The reporter didn’t seem to believe it. The candidate in front of him supports abortion rights, same-sex marriage and believes climate change is real.
“What makes you a Republican?” ABC News’ Rick Klein asked.
The answer that Carl DeMaio, the GOP candidate for Congress in the 52nd District race, gave was irrelevant. That someone was even asking it shows how successful DeMaio has been at pitching himself as someone you wouldn’t think would represent the Republican Party.
The truth is DeMaio has GOP bona fides going back two decades – more than half his life. He’s run with Republicans at the highest levels of government, pitched San Diego as a national model for big GOP reforms and led a successful push to make the local GOP more hardline. His party ties have never been in question.

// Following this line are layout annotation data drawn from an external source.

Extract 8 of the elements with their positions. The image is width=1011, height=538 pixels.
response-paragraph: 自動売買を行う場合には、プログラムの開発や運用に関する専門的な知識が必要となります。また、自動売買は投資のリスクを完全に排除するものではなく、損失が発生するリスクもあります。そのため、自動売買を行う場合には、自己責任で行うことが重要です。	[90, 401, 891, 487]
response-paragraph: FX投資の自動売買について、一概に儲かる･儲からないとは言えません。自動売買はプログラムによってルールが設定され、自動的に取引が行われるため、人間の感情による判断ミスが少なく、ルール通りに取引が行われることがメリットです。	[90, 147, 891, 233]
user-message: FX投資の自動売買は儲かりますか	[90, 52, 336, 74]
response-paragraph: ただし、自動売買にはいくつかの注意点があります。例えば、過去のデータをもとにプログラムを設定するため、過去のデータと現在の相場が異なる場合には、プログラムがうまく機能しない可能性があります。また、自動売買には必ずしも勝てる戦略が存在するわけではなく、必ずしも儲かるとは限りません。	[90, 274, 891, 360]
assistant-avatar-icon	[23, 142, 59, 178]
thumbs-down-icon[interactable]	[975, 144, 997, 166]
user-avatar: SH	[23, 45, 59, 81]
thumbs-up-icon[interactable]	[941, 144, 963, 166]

While still in college in the mid-1990s, DeMaio had a job with a nonprofit tasked with teaching the new Republican majority in Congress how to flex its muscles. He worked with then-House Speaker Newt Gingrich, then-Republican Majority Leader Dick Armey and Virginia Thomas, the wife of Supreme Court Justice Clarence Thomas and then one of Armey’s top aides. President George W. Bush’s administration later appointed him to a panel on government contracting.
In San Diego, DeMaio wanted to turn the city into the “Wisconsin of the West,” referring to Wisconsin’s GOP Gov. Scott Walker’s major 2011 fight with state unions over collective bargaining. During the city’s 2012 mayoral campaign, DeMaio won the local GOP endorsement over two other prominent Republicans by arguing that he was the most uncompromising candidate on core Republican principles. The party spent thousands in donations on his campaign.
DeMaio didn’t make noise about problems with the GOP until he lost that election, immediately pivoting to the idea that the Republican brand was broken and he could help fix it. In this congressional race, DeMaio has gotten national media to believe this is his identity in a short time.
DeMaio is a master marketer of himself, and this also has been true since he was in college. This means he’s really good at getting people to believe his pitches, but also makes it hard to understand who he really is:
It’s never been clear, either in Washington or San Diego, if DeMaio is working on behalf of himself or the ideas he’s promoting. He has crossed the boundaries between partisan and nonpartisan, business and politics, and innovator and imitator so often that it’s difficult to understand what’s motivating him on any issue.
Sure, DeMaio’s positions on abortion, marriage equality and climate change put him outside the norm compared with the national GOP. But DeMaio has always been inside the party’s tent.